Questions

Awareness during your practice sessions will bring to light many insightful questions and answers about yourself.

Try to not play incorrectly at all.
A tall request you may think, but your time is valuable and not a commodity to be squandered, so you owe it to yourself to apply the speediest means to attain your goals. Above all during practice respect the power of your mind.
Practice in the realm of the mental rather than physical, for little is possible in terms of your performance at the piano without the mind being in the driving seat, as it were.

Mistakes are caused by an unprepared mind not by untrained fingers.
You are training your mind to play correctly not your fingers or hands.
Yes, they apply the finishing touches, but it is your mind that must visualise and fully grasp the tasks that are demanded of them.
Always allow the time to clearly understand with your mind what you are about to perform. Correct conceptualisation is the key to successfully performing tasks big or small.
Understand first, use the imagination to visualise the task in its correctness before any physical attempt.

Imagine two piles beside you.
One pile consisting of all the attempts that you made that were accomplished successfully. The other pile consists of all the bad attempts. Think about all the permutations of errors that are possible during one small passage of a piano piece. They are countless and could occur at any one repetition. Through correct visualisation you should be able to keep the “bad pile” very low. Remember that these piles are stored in the library of your mind and at any given repetition you can make a withdrawal from either pile. It would surely help considerably if the “bad pile” was always out of stock.

Another question that will arise is “At what point do I know that I’ve learned thoroughly enough?”
Well, I suppose any time spent in studying with the correct degree of awareness and application will produce positive results of some kind, but in terms of performance it is useful to have a yardstick to measure success with.
By performance here I mean any repetition of a practice object where your heart, mind and body are coordinated in the aim of success.

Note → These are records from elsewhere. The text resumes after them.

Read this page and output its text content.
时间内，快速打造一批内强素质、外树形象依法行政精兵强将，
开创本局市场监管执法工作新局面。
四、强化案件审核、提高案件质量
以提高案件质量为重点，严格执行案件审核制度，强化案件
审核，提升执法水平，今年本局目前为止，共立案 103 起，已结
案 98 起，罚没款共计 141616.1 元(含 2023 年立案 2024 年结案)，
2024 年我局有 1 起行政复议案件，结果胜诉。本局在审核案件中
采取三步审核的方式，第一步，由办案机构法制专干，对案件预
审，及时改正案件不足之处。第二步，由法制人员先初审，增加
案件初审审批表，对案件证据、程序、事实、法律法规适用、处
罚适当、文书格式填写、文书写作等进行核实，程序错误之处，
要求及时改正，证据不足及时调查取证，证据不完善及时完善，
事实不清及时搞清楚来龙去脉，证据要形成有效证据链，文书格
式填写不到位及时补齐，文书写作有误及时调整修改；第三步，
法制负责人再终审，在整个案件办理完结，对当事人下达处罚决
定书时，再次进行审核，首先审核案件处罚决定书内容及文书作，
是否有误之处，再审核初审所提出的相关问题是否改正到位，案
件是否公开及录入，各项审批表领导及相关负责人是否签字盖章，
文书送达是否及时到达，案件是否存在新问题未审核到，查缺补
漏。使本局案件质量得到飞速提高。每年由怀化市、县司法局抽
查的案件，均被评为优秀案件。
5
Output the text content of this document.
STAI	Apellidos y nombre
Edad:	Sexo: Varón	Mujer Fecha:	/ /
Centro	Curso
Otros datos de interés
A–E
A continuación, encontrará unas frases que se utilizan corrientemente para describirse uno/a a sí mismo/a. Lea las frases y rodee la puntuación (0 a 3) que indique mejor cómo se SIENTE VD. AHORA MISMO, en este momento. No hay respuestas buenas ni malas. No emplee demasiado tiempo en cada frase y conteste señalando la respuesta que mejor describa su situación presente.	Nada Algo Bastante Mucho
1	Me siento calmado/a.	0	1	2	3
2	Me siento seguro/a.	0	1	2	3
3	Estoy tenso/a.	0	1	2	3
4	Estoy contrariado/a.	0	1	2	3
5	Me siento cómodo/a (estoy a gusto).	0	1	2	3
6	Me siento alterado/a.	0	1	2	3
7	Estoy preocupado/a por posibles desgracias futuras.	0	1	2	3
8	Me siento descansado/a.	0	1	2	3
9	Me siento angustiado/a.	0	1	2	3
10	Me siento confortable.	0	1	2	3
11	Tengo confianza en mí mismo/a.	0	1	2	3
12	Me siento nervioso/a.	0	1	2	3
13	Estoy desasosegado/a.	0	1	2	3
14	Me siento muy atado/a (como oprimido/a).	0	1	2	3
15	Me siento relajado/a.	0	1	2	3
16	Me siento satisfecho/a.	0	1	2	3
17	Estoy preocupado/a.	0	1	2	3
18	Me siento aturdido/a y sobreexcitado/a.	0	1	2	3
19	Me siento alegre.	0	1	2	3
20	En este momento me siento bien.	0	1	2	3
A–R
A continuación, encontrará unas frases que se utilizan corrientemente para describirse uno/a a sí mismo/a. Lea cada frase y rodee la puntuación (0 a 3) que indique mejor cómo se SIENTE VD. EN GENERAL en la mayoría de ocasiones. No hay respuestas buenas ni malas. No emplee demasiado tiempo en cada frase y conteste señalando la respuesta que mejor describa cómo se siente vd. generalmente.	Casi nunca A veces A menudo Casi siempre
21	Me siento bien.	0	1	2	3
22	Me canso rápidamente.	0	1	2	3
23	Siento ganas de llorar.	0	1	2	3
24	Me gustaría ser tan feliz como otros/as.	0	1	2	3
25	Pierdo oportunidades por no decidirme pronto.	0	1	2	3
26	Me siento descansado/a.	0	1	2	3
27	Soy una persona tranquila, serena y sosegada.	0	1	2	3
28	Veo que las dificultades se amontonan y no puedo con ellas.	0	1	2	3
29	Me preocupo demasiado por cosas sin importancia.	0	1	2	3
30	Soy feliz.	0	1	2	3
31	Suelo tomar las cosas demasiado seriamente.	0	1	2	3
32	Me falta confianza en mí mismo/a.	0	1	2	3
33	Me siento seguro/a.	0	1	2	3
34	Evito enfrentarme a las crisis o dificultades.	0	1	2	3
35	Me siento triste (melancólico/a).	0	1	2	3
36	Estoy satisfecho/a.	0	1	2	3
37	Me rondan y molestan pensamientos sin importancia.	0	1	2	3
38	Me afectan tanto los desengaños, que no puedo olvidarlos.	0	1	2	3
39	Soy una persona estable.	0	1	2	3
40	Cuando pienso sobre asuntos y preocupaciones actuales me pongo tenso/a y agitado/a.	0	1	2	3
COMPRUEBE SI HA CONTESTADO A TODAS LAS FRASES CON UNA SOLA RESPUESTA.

What can we use as a yardstick?
I think we should look at our ability to stand back and evaluate our performance in purely artistic terms, in a state of relaxed awareness, having transcended the technical challenges that we originally faced. When we can time and again give full rein to the emotional and rhythmic energies unleashed in a performance, still remaining in control, still able to evaluate and make choices in terms of landscape and balance, then you start to see the sort of yardstick I mean.

In order to achieve your very best, your full potential must be applied to your playing.